Bleistiftzeichnungen graben in den unterirdischen Höhlen mythischer Erinnerungen, öffnen Denkräume und füllen sie mit dem Licht des Geistes, umreißen entdeckend die klar konturierten Profile kraftvoller, möglicherweise geschichtsprägender Frauencharaktere, deren Blicke über Jahrhunderte und Kontinente hinweg einander wechselseitig Mut zusprechen, die Europäerin der Afrikanerin, die Muslimin der Jüdin, das Kind der Königin.

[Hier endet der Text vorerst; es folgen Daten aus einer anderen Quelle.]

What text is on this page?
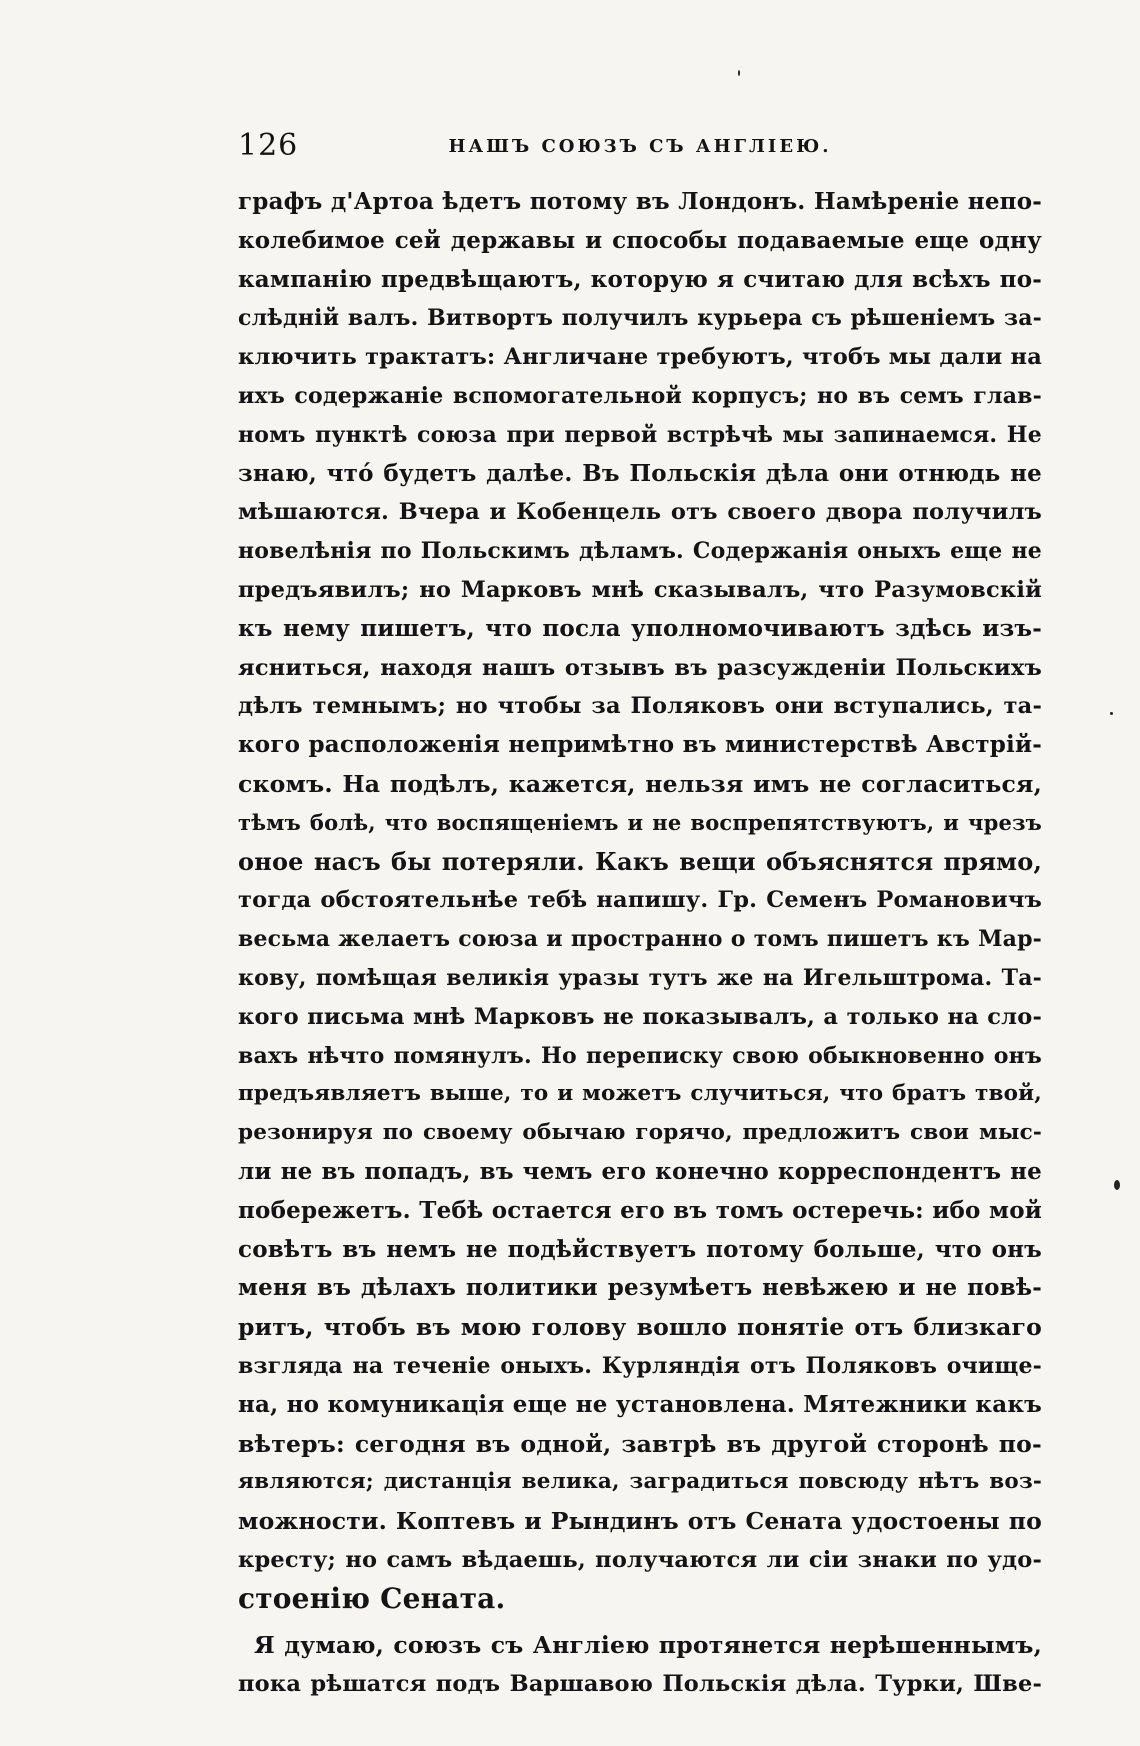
126	НАШЪ СОЮЗЪ СЪ АНГЛІЕЮ.
графъ д'Артоа ѣдетъ потому въ Лондонъ. Намѣреніе непо-
колебимое сей державы и способы подаваемые еще одну
кампанію предвѣщаютъ, которую я считаю для всѣхъ по-
слѣдній валъ. Витвортъ получилъ курьера съ рѣшеніемъ за-
ключить трактатъ: Англичане требуютъ, чтобъ мы дали на
ихъ содержаніе вспомогательной корпусъ; но въ семъ глав-
номъ пунктѣ союза при первой встрѣчѣ мы запинаемся. Не
знаю, чтó будетъ далѣе. Въ Польскія дѣла они отнюдь не
мѣшаются. Вчера и Кобенцель отъ своего двора получилъ
новелѣнія по Польскимъ дѣламъ. Содержанія оныхъ еще не
предъявилъ; но Марковъ мнѣ сказывалъ, что Разумовскій
къ нему пишетъ, что посла уполномочиваютъ здѣсь изъ-
ясниться, находя нашъ отзывъ въ разсужденіи Польскихъ
дѣлъ темнымъ; но чтобы за Поляковъ они вступались, та-
кого расположенія непримѣтно въ министерствѣ Австрій-
скомъ. На подѣлъ, кажется, нельзя имъ не согласиться,
тѣмъ болѣ, что воспященіемъ и не воспрепятствуютъ, и чрезъ
оное насъ бы потеряли. Какъ вещи объяснятся прямо,
тогда обстоятельнѣе тебѣ напишу. Гр. Семенъ Романовичъ
весьма желаетъ союза и пространно о томъ пишетъ къ Мар-
кову, помѣщая великія уразы тутъ же на Игельштрома. Та-
кого письма мнѣ Марковъ не показывалъ, а только на сло-
вахъ нѣчто помянулъ. Но переписку свою обыкновенно онъ
предъявляетъ выше, то и можетъ случиться, что братъ твой,
резонируя по своему обычаю горячо, предложитъ свои мыс-
ли не въ попадъ, въ чемъ его конечно корреспондентъ не
побережетъ. Тебѣ остается его въ томъ остеречь: ибо мой
совѣтъ въ немъ не подѣйствуетъ потому больше, что онъ
меня въ дѣлахъ политики резумѣетъ невѣжею и не повѣ-
ритъ, чтобъ въ мою голову вошло понятіе отъ близкаго
взгляда на теченіе оныхъ. Курляндія отъ Поляковъ очище-
на, но комуникація еще не установлена. Мятежники какъ
вѣтеръ: сегодня въ одной, завтрѣ въ другой сторонѣ по-
являются; дистанція велика, заградиться повсюду нѣтъ воз-
можности. Коптевъ и Рындинъ отъ Сената удостоены по
кресту; но самъ вѣдаешь, получаются ли сіи знаки по удо-
стоенію Сената.
Я думаю, союзъ съ Англіею протянется нерѣшеннымъ,
пока рѣшатся подъ Варшавою Польскія дѣла. Турки, Шве-
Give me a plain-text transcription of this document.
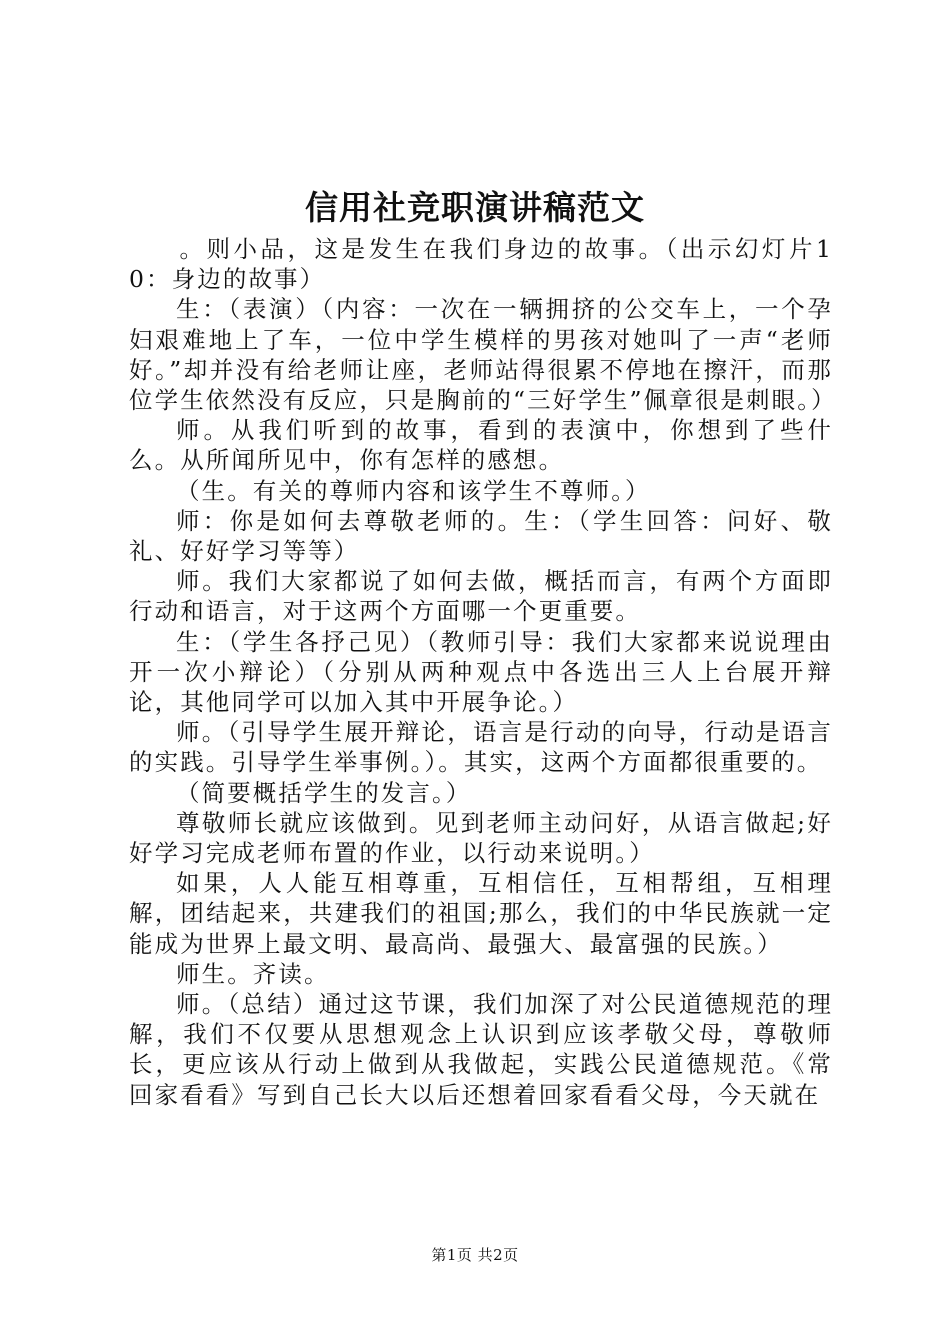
信用社竞职演讲稿范文

。则小品，这是发生在我们身边的故事。（出示幻灯片10：身边的故事）

生：（表演）（内容：一次在一辆拥挤的公交车上，一个孕妇艰难地上了车，一位中学生模样的男孩对她叫了一声“老师好。”却并没有给老师让座，老师站得很累不停地在擦汗，而那位学生依然没有反应，只是胸前的“三好学生”佩章很是刺眼。）

师。从我们听到的故事，看到的表演中，你想到了些什么。从所闻所见中，你有怎样的感想。

（生。有关的尊师内容和该学生不尊师。）

师：你是如何去尊敬老师的。生：（学生回答：问好、敬礼、好好学习等等）

师。我们大家都说了如何去做，概括而言，有两个方面即行动和语言，对于这两个方面哪一个更重要。

生：（学生各抒己见）（教师引导：我们大家都来说说理由开一次小辩论）（分别从两种观点中各选出三人上台展开辩论，其他同学可以加入其中开展争论。）

师。（引导学生展开辩论，语言是行动的向导，行动是语言的实践。引导学生举事例。）。其实，这两个方面都很重要的。

（简要概括学生的发言。）

尊敬师长就应该做到。见到老师主动问好，从语言做起;好好学习完成老师布置的作业，以行动来说明。）

如果，人人能互相尊重，互相信任，互相帮组，互相理解，团结起来，共建我们的祖国;那么，我们的中华民族就一定能成为世界上最文明、最高尚、最强大、最富强的民族。）

师生。齐读。

师。（总结）通过这节课，我们加深了对公民道德规范的理解，我们不仅要从思想观念上认识到应该孝敬父母，尊敬师长，更应该从行动上做到从我做起，实践公民道德规范。《常回家看看》写到自己长大以后还想着回家看看父母，今天就在

第1页 共2页
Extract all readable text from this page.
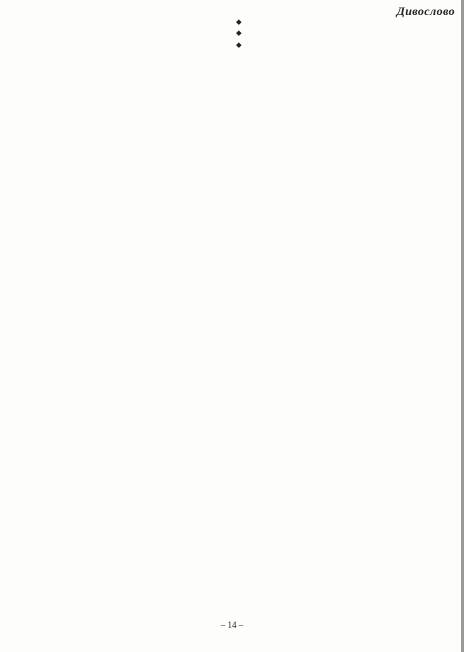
Дивослово

◆

◆

◆

– 14 –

Die grafisch-gestische Malerei der in Erfurt ansässigen gebürtigen Weimarerin, mit ihrer betonten Linearität bis hin zu zeichenhafter Ornamentik – die Spirale als Lebenssymbol – bezieht geistige und formale Impulse unter anderem aus der expressiven Bildsprache eines Edvard Munch und bewegt sich inhaltlich auf diesem seit Jahrtausenden schmalen Grat jeder für das Leben engagierten Künsterin zwischen nachdenklicher Analyse und nachdrücklicher Auflehnung.

 

Dabei ist die körperhafte Sinnlichkeit des Farbmaterials ebenso wie die dem Pinselfluss folgende Bildbewegung Träger des spirituellen Anliegens: Aus den Farbmassen schwerer Thüringer Erde wächst noch verhalten Seite an Seite mit der Erdmutter Una das fragende Gesicht ihrer Tochter, durch sparsame blutrote Linien aus dem schweren Braun herausgeschält. Das Selbstbildnis dagegen fordert durch aggressive Kontraste und suggestive Konfrontation in einer zentralen Komposition die Betrachter zur schonungslosen Selbstbefragung heraus: Welches Erbe gebe ich weiter, körperlich und seelisch, materiell und spirituell? Welche Schuld trage ich, welche Verdienste habe ich um die nächste Generation? Wie präge ich ihr künftiges Schicksal? Zwischen Mutter und Madonna, Heiliger und Hure sind die Spielräume unermesslich und doch zuweilen mit einem Schritt unumkehrbar durchschritten. Ist alles möglich? Ist alles nötig? Was wollen wir voneinander, was brauchen wir voneinander? Was wollen wir von uns selbst? Selbsterkenntnis ist der erste Schritt, um dieser Verantwortung gegenüber den Nachgeborenen gerecht zu werden.

 

Uta Hünnigers Pinsel seziert Seelen, doch ohne zu verletzen, sondern um zu heilen, Leben zu behüten – oder besser – für die Eigenständigkeit zu stärken, ohne an Sensibilität zu verlieren. Sie legt Gloriolen als Kappen und Kronen um tapfer lachende oder sinnend gebeugte Köpfe – wie Chakren, als Zeichen geistiger Würde und Ausstrahlung, aber auch als Schutzhelm und Tarnkappe, wenn nötig – und schlägt einen magischen Bogen vom irdisch-sinnlichen, verletzlichen Weib zur himmlisch verklärten, anscheinend unberührbaren Ikone der Madonna, führt letztlich beide in eins zusammen.

 

Und sie macht sinnfällig, warum ein keltisches Gesetz, dass eigentlich ins Grundgesetz der Bundesrepublik aufgenommen werden müsste, lautet:

 

Gib zwei Drittel deiner Kraft den Frauen, den Kindern und den Poeten!